Heavy rainfall and melting snow trigger Flash Flood Emergencies in California

Heavy rainfall and melting snow trigger Flash Flood Emergencies in California

Days of heavy rainfall and melting snow triggered Flash Flood Emergencies and resulted in at least two deaths in California. Unfortunately, another atmospheric event is gearing up over the moisture-laden Pacific, which could bring more rainfall and snow to the Golden State.

According to FOX Weather’s Michael Estime, this second powerful atmospheric river is just “insult to injury” to the state. A large part of California is currently under a Flash Flood Watch with another atmospheric river on the way. At least 34 counties are still under a State of Emergency.

The previous storm pounded parts of California on Thursday and Friday, but periods of rain, snow, and thunderstorms continued through the weekend.

An EF-1 tornado briefly touched down in Tuolomne County on Saturday, and Merced, California, in the Central Valley was even under a rare Tornado Warning on Sunday from a pop-up storm. Several Evacuation Orders were downgraded to Evacuation Warnings along rivers that continue to rise.

However, authorities warn residents to be prepared to leave again with the new rain threat. Before the event begins, around a dozen major river gauges were either near flood stage or above.

The supercharged storm moves in on Monday with the heaviest rain and snow in the evening into Tuesday.

The FOX Forecast Center calls for 3 to 6 inches of rain across the coastal ranges, foothills, and mountains below around 6,000 feet, with the tropical air from the Pineapple Express. Some areas could see over 8 inches locally.

This will mean more rain falling on snow with the possibility of deadly runoff and flash flooding. Some mountain residents are still trapped by snow while other homeowners can’t even get through the unplowed roads to check on their homes.

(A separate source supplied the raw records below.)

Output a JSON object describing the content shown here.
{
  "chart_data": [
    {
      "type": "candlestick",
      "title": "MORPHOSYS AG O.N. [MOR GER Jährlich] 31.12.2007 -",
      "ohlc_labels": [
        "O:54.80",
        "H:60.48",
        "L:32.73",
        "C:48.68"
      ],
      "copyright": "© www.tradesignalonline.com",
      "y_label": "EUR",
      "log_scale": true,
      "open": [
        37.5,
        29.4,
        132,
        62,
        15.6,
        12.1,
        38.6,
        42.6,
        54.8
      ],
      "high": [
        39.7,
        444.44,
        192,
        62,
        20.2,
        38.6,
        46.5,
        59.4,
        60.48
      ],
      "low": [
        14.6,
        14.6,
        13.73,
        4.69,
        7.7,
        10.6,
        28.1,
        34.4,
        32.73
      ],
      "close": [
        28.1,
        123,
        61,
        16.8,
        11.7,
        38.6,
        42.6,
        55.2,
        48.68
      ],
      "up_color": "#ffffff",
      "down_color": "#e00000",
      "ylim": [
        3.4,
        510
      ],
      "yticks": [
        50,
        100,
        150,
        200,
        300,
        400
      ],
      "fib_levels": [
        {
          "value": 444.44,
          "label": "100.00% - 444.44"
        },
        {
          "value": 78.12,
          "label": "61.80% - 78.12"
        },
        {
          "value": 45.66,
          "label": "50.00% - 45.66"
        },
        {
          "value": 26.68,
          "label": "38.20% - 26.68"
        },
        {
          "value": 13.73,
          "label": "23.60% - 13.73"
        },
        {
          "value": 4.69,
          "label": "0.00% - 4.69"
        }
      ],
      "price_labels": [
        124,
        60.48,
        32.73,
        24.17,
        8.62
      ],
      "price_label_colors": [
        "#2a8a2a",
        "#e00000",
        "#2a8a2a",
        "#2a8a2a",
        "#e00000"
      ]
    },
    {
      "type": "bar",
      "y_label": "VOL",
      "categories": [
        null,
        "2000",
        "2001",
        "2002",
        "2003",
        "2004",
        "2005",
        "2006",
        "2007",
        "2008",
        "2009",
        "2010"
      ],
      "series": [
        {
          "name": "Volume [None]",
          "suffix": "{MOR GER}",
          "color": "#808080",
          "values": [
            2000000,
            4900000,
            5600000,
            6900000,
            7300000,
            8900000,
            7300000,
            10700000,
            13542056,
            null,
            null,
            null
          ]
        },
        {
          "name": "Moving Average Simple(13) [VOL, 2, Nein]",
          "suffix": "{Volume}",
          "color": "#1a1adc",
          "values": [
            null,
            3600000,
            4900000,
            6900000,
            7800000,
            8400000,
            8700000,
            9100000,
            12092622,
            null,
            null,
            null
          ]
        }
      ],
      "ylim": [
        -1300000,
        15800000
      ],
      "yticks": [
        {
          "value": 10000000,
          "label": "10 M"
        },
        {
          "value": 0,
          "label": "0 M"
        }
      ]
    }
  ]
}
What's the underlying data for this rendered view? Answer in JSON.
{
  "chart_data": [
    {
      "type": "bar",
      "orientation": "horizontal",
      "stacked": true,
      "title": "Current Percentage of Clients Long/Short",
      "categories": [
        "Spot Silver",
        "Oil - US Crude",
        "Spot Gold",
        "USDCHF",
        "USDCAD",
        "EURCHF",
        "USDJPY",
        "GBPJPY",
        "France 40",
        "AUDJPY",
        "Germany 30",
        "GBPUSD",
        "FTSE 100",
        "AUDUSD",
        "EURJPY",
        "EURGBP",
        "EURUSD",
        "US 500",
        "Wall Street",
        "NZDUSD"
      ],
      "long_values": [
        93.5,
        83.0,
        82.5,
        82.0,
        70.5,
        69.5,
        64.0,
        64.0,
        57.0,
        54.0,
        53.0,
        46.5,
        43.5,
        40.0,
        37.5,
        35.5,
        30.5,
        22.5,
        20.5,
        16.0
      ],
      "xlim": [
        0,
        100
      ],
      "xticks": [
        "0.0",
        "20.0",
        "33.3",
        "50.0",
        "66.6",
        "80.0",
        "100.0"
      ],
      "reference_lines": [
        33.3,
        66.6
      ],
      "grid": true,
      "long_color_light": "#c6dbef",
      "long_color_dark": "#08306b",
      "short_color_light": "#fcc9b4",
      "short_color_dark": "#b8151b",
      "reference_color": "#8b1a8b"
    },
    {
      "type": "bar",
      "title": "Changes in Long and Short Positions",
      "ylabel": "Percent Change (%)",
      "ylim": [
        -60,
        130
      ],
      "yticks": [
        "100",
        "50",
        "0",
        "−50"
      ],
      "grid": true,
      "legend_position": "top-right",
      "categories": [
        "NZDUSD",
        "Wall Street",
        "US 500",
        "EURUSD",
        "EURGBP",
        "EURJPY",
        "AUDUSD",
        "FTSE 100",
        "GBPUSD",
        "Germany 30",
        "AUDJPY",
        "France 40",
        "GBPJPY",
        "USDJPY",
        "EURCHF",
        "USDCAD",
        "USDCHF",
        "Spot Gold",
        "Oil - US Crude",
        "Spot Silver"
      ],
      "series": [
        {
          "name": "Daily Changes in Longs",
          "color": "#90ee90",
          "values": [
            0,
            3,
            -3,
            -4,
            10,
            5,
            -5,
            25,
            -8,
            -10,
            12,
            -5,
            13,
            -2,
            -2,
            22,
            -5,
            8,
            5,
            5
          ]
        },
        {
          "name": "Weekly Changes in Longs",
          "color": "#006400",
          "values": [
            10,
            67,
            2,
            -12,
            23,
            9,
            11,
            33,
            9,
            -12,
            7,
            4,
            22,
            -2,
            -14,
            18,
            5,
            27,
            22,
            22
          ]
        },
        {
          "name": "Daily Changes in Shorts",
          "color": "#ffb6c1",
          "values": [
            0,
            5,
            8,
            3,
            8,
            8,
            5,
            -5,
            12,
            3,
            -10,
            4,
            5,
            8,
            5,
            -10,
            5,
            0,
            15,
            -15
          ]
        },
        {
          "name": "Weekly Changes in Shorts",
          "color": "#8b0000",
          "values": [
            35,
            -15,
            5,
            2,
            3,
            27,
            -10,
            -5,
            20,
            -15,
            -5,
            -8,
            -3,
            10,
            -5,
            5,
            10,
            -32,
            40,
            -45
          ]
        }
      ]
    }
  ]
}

The weight of wet snow brings even more danger to the homes as roofs have started to collapse. The warm system could even raise the rain-snow line up to pass level. Quickly melting the near record-breaking snowpack could create catastrophic flooding and landslides. Communities above 7,000 are in for another 1 to 3 feet of snow.


The NWS is warning mountain residents of “roofalanche” when heavy, wet snow slides off a roof. One woman was killed in the previous storm when a roofalanche took out her porch and crushed her while she was clearing it.

Wind gusts from 45 to 60 mph and up to mph at the highest peaks will knock more trees down. Power is still being restored from the last wind and rainstorm, yet utilities are warning residents to be ready for blackouts.

The worst of the mountain winds will likely be on Tuesday. The NWS is already cautioning high profile vehicles like trucks to stay off interstates through the passes.